L'olio quest'anno non potrà essere venduto in Israele perché è stato prodotto
con le olive acerbe rubate dagli alberi abbattuti, proprio da chi le aveva
coltivate. Rubate di nascosto per non correre il rischio che qualche pallottola
sparata per “motivi di sicurezza” ammazzasse qualcuno.

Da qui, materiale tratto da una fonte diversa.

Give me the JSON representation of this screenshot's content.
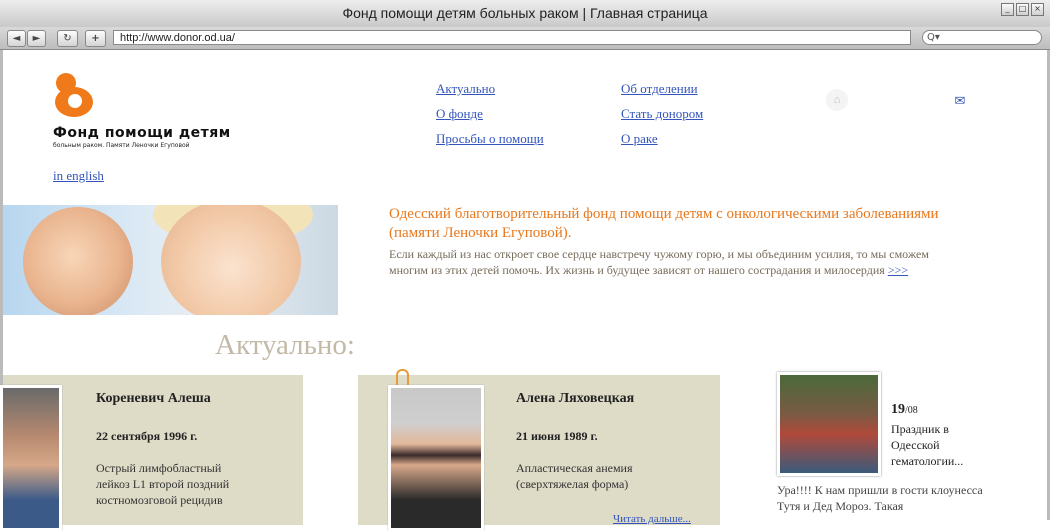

Quello che ci racconta il sindaco di Kullulkarem, un
villaggio arabo sul cui municipio sventola la bandiera con la stella a sei punte
(in quanto fa parte di quello stato) non è certo più confortante. La
disoccupazione in Israele raggiunge la soglia del nove per cento e colpisce
soprattutto i suoi cittadini palestinesi. Nei villaggi arabi la ricchezza è
lontana come un miraggio e la disoccupazione raggiunge mediamente una
percentuale che varia dal dieci al venticinque percento. Il reddito medio degli
arabi israeliani è la metà di quello degli altri israeliani, ed un terzo dei
bimbi vive sotto il livello di povertà. Le statistiche parlano di una cifra
vicina al cinquanta per cento per quanto riguarda il rifiuto di richieste
d'accesso all'università degli arabi israeliani e di una cifra del ventun
percento di rifiuto delle stesse presentate da ebrei. Questo villaggio contava
nel trentasei circa tremila abitanti che disponevano di trentaseimila chilometri
quadrati di terra. Oggi abitanti ce ne sono tredicimila e la terra di cui
dispongono non supera i settemila chilometri quadrati. Poche cifre e poche
storie che sono significative per capire. Sarà vero che la pace è funzione della
giustizia? La risposta la tragga ognuno da se.